I’d written two short stories. Maybe three.
One day, I decided to write a novel.
The main reason for this was because I saw myself as a poet, and I thought that in order to support themselves poets needed to write novels.
Hah.
I moved to Edinburgh, found a bedsit up four flights of stairs, got a narrow-lined A4 pad.
But although I’d just finished an English Literature degree, I didn’t really know to go about writing anything longer than four pages.
I knew there were novels and I knew there were people but I didn’t know how people produced novels.
The bookshelf of Penguin classics seemed to suggest that they appeared fully formed with a black spine and endnotes.
I was far clearer on the drafting of poems, because I’d read The Road to Xanadu and The Waste Land Facsimile.
And then I read Hemingway’s A Moveable Feast — his late memoir of his early years.
The key was as simple as this, from the top of page 17 —
I always worked until I had something done and I always stopped when I knew what was going to happen next.
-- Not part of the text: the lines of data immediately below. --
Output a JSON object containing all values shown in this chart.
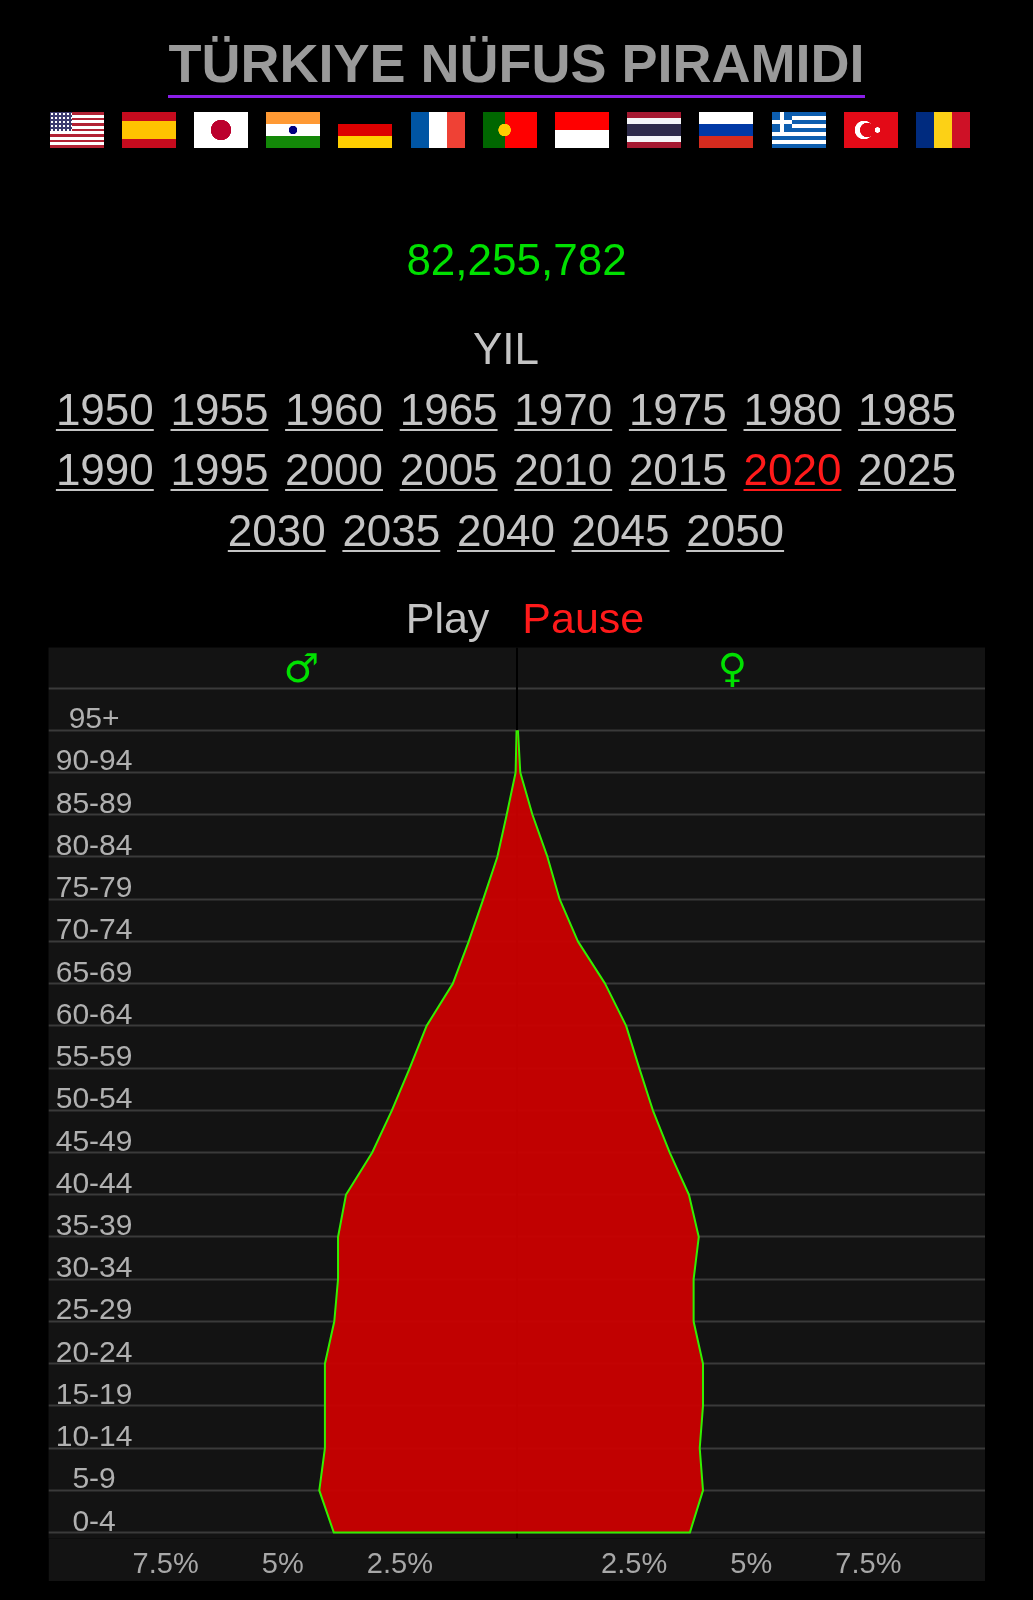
{
  "chart_data": {
    "type": "area",
    "title": "TÜRKIYE NÜFUS PIRAMIDI",
    "subtitle": "82,255,782",
    "annotations": [
      "YIL",
      "1950",
      "1955",
      "1960",
      "1965",
      "1970",
      "1975",
      "1980",
      "1985",
      "1990",
      "1995",
      "2000",
      "2005",
      "2010",
      "2015",
      "2020",
      "2025",
      "2030",
      "2035",
      "2040",
      "2045",
      "2050",
      "Play",
      "Pause",
      "♂",
      "♀"
    ],
    "orientation": "horizontal",
    "categories": [
      "95+",
      "90-94",
      "85-89",
      "80-84",
      "75-79",
      "70-74",
      "65-69",
      "60-64",
      "55-59",
      "50-54",
      "45-49",
      "40-44",
      "35-39",
      "30-34",
      "25-29",
      "20-24",
      "15-19",
      "10-14",
      "5-9",
      "0-4"
    ],
    "series": [
      {
        "color": "#cc0000",
        "values": [
          -0.01,
          -0.03,
          -0.22,
          -0.42,
          -0.72,
          -1.03,
          -1.37,
          -1.93,
          -2.29,
          -2.67,
          -3.09,
          -3.65,
          -3.82,
          -3.82,
          -3.9,
          -4.1,
          -4.1,
          -4.1,
          -4.22,
          -3.91
        ]
      },
      {
        "color": "#cc0000",
        "values": [
          0.02,
          0.07,
          0.33,
          0.65,
          0.91,
          1.3,
          1.88,
          2.33,
          2.61,
          2.9,
          3.26,
          3.67,
          3.88,
          3.77,
          3.77,
          3.97,
          3.97,
          3.9,
          3.97,
          3.69
        ]
      }
    ],
    "xlim": [
      -10,
      10
    ],
    "xticks": [
      {
        "value": -7.5,
        "label": "7.5%"
      },
      {
        "value": -5,
        "label": "5%"
      },
      {
        "value": -2.5,
        "label": "2.5%"
      },
      {
        "value": 2.5,
        "label": "2.5%"
      },
      {
        "value": 5,
        "label": "5%"
      },
      {
        "value": 7.5,
        "label": "7.5%"
      }
    ],
    "grid": "y",
    "ref_lines": [
      {
        "axis": "x",
        "value": 0,
        "color": "#000000"
      }
    ]
  }
}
That way I could be sure of going on the next day.
After reading these two sentences, I found a way of working that allowed me to write my first novel.
It didn’t involve daily wordcounts or story arcs or anything to do with different drafts.
Instead it was about keeping yourself interested in what you are writing, and never writing yourself out.
I completed a first draft in a couple of months.
No magic, just work.
I’ve read lots of things subsequently to back Hemingway up.
Writers talk about not emptying the well, not eating your seedcorn, not underestimating the importance of sleeping and dreaming.
But this, for me, was what made a novel writeable.
I’m sure it has been, and will continue to be the key, for many other writers.
When he’s not annoying as fuck, Hemingway really is a darling.
I’ve written so many first drafts by following this rule. It’s my personal belief that if I’m having fun writing it, the reader will also enjoy reading it. Excitement shared by wordly osmosis.